Google’s change expert said, “I loved Kotter when it came out, but this book is my new go-to on change.”
Microsoft’s internal culture team called the book revolutionary – “it completely changed how we think about culture change at Microsoft.”
In this updated 2019 edition of The Science of Organizational Change, Paul Gibbons takes us on a journey from change mythology, through pseudoscience and change, to New Age change ideas, from "reports in drawers", and from pop psychology up to the present.
In 2014, the change world was introduced to new concepts such as “change agility,” and the terms “humanizing change,” “integral change,” and “evidence-based” change.
Readers will discover the first book to bring behavioral science to the change management world and the first book to introduce risk psychology to change and the first to debunk the ubiquitous concept of resistance to change.
Though Gibbons is a management consultant with thirty-plus years of experience, he takes no prisoners while bashing some of the most costly and absurd mistakes that the profession makes with case studies from Google, IBM, Shell, British Airways, British Petroleum, HSBC, and Morgan Stanley.
You'll learn which cognitive biases caused the 2008 Financial Crisis, Enron, and the Deepwater Horizon.
The new concepts such as change-agility answer the question - "how can organizations be more responsive, so they are the disruptors, rather than the disruptees?" Turbulent environments demand constant change, but the mindset, skills, and behaviors taught to business leaders are unhelpful and sometimes flatly misleading.

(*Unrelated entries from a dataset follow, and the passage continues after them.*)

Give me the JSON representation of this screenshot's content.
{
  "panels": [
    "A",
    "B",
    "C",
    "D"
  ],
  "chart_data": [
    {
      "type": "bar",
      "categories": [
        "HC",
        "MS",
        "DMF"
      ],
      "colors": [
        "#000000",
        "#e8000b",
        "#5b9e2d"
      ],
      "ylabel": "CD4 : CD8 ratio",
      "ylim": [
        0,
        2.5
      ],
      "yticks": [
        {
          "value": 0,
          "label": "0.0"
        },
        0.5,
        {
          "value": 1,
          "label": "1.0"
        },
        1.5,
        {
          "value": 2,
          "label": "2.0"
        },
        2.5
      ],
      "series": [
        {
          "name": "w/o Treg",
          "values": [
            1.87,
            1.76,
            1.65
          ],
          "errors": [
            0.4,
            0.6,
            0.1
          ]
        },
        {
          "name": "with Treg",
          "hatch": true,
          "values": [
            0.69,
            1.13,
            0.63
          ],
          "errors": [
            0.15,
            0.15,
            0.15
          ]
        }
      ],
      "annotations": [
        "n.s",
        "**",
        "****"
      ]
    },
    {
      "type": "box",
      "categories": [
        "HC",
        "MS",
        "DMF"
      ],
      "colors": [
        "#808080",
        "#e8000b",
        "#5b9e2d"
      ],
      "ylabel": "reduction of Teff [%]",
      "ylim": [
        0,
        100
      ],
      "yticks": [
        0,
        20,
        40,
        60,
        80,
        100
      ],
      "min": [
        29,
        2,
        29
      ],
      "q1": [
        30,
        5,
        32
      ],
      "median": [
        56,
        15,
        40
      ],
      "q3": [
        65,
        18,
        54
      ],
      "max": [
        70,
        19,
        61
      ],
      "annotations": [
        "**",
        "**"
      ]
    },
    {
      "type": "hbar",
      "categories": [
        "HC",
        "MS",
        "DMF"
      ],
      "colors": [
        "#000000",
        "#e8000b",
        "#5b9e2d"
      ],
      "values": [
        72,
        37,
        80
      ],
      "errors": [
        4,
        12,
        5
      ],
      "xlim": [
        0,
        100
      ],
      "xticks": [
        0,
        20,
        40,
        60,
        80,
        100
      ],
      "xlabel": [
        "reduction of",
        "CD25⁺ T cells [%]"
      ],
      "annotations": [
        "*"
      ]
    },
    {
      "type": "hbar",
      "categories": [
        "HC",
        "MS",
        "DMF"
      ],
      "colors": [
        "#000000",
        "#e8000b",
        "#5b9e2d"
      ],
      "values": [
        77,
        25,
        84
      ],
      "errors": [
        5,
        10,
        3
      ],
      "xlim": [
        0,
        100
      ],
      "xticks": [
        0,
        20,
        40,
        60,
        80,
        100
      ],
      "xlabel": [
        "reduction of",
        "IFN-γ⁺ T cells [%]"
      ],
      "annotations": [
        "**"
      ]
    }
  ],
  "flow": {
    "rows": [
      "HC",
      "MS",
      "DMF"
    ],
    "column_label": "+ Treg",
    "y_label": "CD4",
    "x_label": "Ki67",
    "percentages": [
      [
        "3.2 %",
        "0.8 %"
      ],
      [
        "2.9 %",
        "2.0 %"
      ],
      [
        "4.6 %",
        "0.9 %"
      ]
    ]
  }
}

The book was the first to identify dozens of change management myths, bad models, and unhelpful metaphors, replacing some with twenty-first-century research. Gibbons links the origins of theories about change to the history of ideas and suggests that the human sciences will provide real breakthroughs in our understanding of people in the twenty-first century.
Change fundamentally involves changing people's minds, yet the most recent research shows that the provision of facts may strengthen resistance.
On the topic of change leadership, Gibbons goes deeper and broader than any previous discussion. In this multi-disciplinary treatment, you will learn: How a deeper understanding of flaws in human decision-making can help you make far better choices when the stakes are largest. How new advances in neuroscience have altered best practices in influencing colleagues, negotiating with partners, engaging followers' hearts, minds, and behaviors, and managing resistance. How to bring greater meaning and mindfulness to your organization - and reap their benefits. How new ideas from analytics, forecasting, and risk are humbling those who thought they knew the future - and how the human side of analytics and the psychology of risk are paradoxically more important in this technologically enabled world. How to improve your boardroom, promoting more effective conversations about strategy, ethics, and decision-making. What chaos and complexity theories mean in the context of your own business. How to create resilient and agile business cultures, and anti-fragile, dynamic business structures. How to link science with your "boots-on-the-ground" experience, through interviews with top CEOs who are applying its principles.